I've tried manually creating a file to discount tempfile differences but still get the same result.

I can't see anything obvious in the docs:

• https://docs.python.org/3.8/library/os.html#os.fdopen
• https://docs.python.org/2.7/library/os.html#os.fdopen

Running on MacOS 10.14.6

Answer 1

From the documentation of the built-in open function:

mode is an optional string that specifies the mode in which the file is opened.
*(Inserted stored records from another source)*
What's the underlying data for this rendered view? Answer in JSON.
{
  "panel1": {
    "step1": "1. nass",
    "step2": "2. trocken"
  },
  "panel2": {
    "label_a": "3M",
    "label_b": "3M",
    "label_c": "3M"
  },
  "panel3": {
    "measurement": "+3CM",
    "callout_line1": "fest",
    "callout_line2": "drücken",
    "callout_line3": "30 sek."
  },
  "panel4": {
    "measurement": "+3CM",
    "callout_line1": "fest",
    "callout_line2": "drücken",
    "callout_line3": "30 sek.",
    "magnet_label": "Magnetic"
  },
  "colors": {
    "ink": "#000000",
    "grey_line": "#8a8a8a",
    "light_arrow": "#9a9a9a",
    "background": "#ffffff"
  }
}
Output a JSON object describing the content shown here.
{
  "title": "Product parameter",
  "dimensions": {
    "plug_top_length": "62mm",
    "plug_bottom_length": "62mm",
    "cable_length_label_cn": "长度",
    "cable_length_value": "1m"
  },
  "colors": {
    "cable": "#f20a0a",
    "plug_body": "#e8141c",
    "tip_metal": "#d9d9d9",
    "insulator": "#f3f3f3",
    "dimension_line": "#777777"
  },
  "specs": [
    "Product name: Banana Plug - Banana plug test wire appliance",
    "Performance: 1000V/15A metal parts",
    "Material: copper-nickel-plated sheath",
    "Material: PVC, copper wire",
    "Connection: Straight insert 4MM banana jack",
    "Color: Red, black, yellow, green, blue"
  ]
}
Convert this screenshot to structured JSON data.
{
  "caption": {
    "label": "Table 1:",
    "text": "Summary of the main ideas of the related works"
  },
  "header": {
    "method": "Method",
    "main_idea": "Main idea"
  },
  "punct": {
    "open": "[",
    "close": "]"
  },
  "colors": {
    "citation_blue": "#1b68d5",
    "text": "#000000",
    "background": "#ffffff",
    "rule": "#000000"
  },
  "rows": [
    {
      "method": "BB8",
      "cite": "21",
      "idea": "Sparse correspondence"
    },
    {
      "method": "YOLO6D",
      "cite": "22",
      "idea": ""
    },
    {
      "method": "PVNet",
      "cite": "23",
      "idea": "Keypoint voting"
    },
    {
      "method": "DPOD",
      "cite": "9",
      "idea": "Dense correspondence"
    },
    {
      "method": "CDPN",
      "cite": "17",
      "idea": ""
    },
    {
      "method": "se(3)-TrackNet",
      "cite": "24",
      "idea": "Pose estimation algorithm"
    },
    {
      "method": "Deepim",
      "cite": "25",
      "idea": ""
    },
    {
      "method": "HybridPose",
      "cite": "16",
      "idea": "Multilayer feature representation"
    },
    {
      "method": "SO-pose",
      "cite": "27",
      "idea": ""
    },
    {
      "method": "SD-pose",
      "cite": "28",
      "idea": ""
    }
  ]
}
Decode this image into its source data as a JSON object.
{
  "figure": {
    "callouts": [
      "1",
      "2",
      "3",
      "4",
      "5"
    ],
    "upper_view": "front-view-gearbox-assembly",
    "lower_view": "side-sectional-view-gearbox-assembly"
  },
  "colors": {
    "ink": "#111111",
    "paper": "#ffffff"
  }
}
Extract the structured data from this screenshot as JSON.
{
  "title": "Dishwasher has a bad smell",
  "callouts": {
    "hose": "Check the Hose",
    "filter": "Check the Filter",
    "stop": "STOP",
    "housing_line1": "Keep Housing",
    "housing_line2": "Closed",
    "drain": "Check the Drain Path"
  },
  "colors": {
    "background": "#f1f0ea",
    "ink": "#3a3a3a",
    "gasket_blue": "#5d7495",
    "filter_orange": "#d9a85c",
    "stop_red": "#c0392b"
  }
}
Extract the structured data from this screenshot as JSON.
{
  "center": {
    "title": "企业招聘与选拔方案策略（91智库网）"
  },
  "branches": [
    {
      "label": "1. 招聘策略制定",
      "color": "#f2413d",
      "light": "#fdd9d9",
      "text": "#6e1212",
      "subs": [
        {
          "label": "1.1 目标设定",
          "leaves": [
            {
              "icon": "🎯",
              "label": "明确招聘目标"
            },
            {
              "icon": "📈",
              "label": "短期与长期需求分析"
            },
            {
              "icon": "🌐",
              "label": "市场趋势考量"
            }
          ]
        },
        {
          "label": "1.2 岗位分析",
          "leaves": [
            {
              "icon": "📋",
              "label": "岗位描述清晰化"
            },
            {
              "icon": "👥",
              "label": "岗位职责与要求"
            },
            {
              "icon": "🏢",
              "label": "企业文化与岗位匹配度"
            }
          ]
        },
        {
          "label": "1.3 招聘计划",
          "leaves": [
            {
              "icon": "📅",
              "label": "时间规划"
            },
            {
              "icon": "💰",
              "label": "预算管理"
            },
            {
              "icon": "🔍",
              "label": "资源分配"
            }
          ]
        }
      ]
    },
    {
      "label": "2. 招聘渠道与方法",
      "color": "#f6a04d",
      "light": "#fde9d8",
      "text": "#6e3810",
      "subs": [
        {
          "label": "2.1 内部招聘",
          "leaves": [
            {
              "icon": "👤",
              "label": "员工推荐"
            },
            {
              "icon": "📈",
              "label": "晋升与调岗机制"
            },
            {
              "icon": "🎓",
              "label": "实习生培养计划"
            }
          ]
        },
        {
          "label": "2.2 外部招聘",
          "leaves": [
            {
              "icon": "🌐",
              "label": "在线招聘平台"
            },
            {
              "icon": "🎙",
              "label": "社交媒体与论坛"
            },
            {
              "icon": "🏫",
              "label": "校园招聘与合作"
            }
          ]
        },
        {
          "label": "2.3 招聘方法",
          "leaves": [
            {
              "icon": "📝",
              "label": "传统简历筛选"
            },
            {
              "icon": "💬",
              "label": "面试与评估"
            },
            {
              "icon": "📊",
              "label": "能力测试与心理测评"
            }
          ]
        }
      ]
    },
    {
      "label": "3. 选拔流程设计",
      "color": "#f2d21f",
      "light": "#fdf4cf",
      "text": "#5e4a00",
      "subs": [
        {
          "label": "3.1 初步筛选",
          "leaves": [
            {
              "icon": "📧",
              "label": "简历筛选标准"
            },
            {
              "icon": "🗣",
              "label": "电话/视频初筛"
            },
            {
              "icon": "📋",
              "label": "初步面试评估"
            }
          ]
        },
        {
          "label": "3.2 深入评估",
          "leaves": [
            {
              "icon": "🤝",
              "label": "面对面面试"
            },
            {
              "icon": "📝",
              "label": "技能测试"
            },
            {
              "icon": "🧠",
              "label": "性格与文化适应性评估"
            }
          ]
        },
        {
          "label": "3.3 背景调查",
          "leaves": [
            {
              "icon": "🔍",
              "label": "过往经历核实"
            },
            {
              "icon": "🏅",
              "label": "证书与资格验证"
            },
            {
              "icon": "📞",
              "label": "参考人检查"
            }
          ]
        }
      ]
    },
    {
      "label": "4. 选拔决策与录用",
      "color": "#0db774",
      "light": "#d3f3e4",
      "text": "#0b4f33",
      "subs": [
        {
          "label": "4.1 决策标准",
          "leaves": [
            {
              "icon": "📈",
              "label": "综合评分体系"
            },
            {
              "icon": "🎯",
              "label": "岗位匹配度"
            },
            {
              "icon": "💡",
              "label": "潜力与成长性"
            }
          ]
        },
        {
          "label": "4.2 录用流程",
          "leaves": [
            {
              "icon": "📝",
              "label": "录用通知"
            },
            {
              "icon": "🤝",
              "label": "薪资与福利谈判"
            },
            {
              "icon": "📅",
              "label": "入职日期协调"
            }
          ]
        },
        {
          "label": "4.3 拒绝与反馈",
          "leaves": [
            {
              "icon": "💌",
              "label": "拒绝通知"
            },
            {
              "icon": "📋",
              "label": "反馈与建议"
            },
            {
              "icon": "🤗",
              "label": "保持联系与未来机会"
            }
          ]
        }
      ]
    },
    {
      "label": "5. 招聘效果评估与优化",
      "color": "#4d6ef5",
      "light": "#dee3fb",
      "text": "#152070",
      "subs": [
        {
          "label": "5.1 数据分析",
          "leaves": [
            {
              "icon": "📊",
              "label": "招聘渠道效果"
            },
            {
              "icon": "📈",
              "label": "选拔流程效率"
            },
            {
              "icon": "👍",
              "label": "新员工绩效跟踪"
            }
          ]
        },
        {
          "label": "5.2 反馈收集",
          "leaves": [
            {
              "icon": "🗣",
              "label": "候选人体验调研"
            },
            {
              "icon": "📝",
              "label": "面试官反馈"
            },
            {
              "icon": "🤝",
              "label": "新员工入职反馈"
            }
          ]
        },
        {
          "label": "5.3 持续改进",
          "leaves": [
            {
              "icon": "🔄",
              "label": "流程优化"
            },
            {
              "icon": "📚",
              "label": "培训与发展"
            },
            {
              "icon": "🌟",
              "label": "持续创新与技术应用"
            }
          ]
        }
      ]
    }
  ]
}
When open is called with a file descriptor rather than a file path (or when you use the alias fdopen that requires a file descriptor), no file is opened. A Python file-like object that wraps the file descriptor is created and returned. You can't change the mode of an open file, so the mode argument is simply ignored.

Answer 2

I'm not sure if Python tracks this, but given your flags used in os.open, I'd say that rb+ is actually correct.

You called os.open with flags "read/write" and "create if not exist", but without "truncate" (O_TRUNC). This is exactly the difference between modes rb+ and wb+. Assume Python tracked your flags, it's the correct mode.